A invisibilidade social pode configurar-se num fator de violência e de criminalidade, sobretudo quando cessa pela via da insegurança pública. Os invisíveis estão por toda parte, mas nem sempre queremos vê-los. Estão nas ruas, estão nas praças, estão nas favelas, estão entre refugiados e migrantes, estão nos lixões, estão nas esquinas, nos arredores de algum empreendimento ou em modestos serviços do cotidiano.
Nosso olhar, todavia, está por demais condicionado culturalmente para não querer percebê-los ou simplesmente para ignorá-los. Eles existem, mas não os vemos. Talvez porque, um tanto inconscientemente, fazemos questão de não perceber o que não nos agrada.
Acontece algo assim também com a memória: selecionamos lembranças. Quando não percebemos nem fazemos conta de alguém, nosso olhar é seletivo. É preciso estar atento para as razões dessa seletividade, a fim de que ela não esteja baseada nalgum preconceito ou discriminação social, seja por conta da raça ou da cor da pele, seja por questão de gênero, seja por motivo de classe social, seja por causa de lugar de origem, seja em virtude de opção política ou ideológica, seja a pretexto de opção religiosa, e outras causas praticamente indesculpáveis sob o ponto de vista da liberdade cívica e da orientação democrática.
A negligência para com os invisíveis, isto é, a invisibilidade socialmente imposta pode resultar, e quase sempre tem resultado, em situações de crise, de violência e de prática de delitos, evidenciando o altíssimo “preço” pago pela sociedade por conta dessa indiferença, em especial para com aqueles em situação de maior risco e de vulnerabilidade social.
É preciso que a sociedade e as instituições notem “os invisíveis” antes que seja tarde demais. Antes que eles já tenham “tomado gosto” pela vida de violência, pela atividade ilícita e pela economia do crime.
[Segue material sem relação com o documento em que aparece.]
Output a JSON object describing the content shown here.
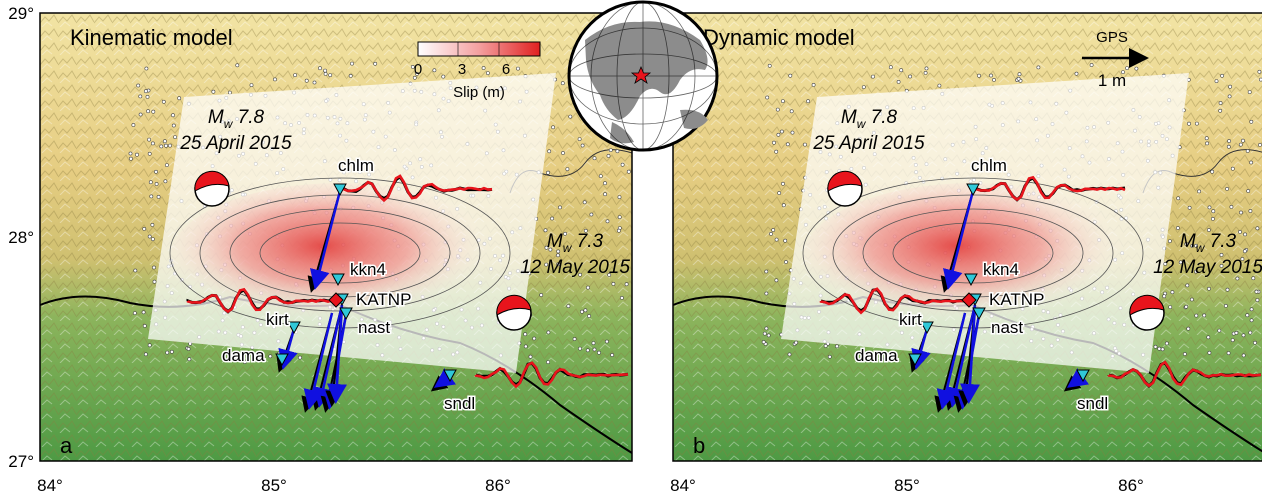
{
  "axes": {
    "lat_labels": [
      "29°",
      "28°",
      "27°"
    ],
    "lon_labels": [
      "84°",
      "85°",
      "86°"
    ]
  },
  "colorbar": {
    "ticks": [
      "0",
      "3",
      "6"
    ],
    "label": "Slip (m)",
    "colors": [
      "#ffffff",
      "#f6b0b0",
      "#e02020"
    ]
  },
  "gps_scale": {
    "title": "GPS",
    "length_label": "1 m"
  },
  "globe": {
    "epicenter_marker": "red-star"
  },
  "panels": [
    {
      "title": "Kinematic model",
      "panel_letter": "a",
      "mainshock": {
        "mw": "M",
        "mw_sub": "w",
        "mw_value": " 7.8",
        "date": "25 April 2015"
      },
      "aftershock": {
        "mw": "M",
        "mw_sub": "w",
        "mw_value": " 7.3",
        "date": "12 May 2015"
      },
      "stations": [
        "chlm",
        "kkn4",
        "KATNP",
        "kirt",
        "nast",
        "dama",
        "sndl"
      ]
    },
    {
      "title": "Dynamic model",
      "panel_letter": "b",
      "mainshock": {
        "mw": "M",
        "mw_sub": "w",
        "mw_value": " 7.8",
        "date": "25 April 2015"
      },
      "aftershock": {
        "mw": "M",
        "mw_sub": "w",
        "mw_value": " 7.3",
        "date": "12 May 2015"
      },
      "stations": [
        "chlm",
        "kkn4",
        "KATNP",
        "kirt",
        "nast",
        "dama",
        "sndl"
      ]
    }
  ],
  "colors": {
    "observed_waveform": "#000000",
    "synthetic_waveform": "#e8141c",
    "gps_arrow_model": "#1010e0",
    "gps_arrow_observed": "#000000",
    "station_marker": "#30c8d8",
    "epicenter": "#e8141c"
  }
}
Antes que eles façam opção definitiva pelo obscurantismo, pela mediocridade, pela corrupção. Antes que eles, por fim, sejam percebidos somente quando estiverem apontando uma arma para nossas cabeças ou se apropriando indevidamente de recursos públicos por meio de mandatos e cargos públicos, eletivos ou não.
Não há pior forma de perceber os que há pouco eram invisíveis do que numa dessas situações, sendo vítima de ameaças ou de práticas delituosas dos mesmos. Antes não existiam, mas perceberam que com uma arma, na prática de delitos, passaram a ser notados. Gostar dessa visibilidade é um vício perigoso e, muito frequentemente, fatal seja para a vítima seja para o autor.
O problema é deixar socialmente que se chegue à construção dessa identidade: apreciar a associação à violência, à ilicitude, à corrupção e à delinquência. Identificar-se com essa cultura criminógena é devolver a violenta indiferença e a invisibilidade social da pior forma possível à sociedade: convertendo a invisibilidade num fator de violência e criminalidade. É quando, com efeito, a invisibilidade social se torna uma séria questão de insegurança pública. Por isso, quaisquer que sejam as sociedades nos padrões ocidentais vigentes, suas instituições e órgãos precisam perceber o quanto antes aqueles indivíduos e grupos submetidos a essa invisibilidade social a que nos referimos, principalmente com vistas a evitar maiores problemas de insegurança pública e a promover maior inclusão social, cidadania e valorização da dignidade humana.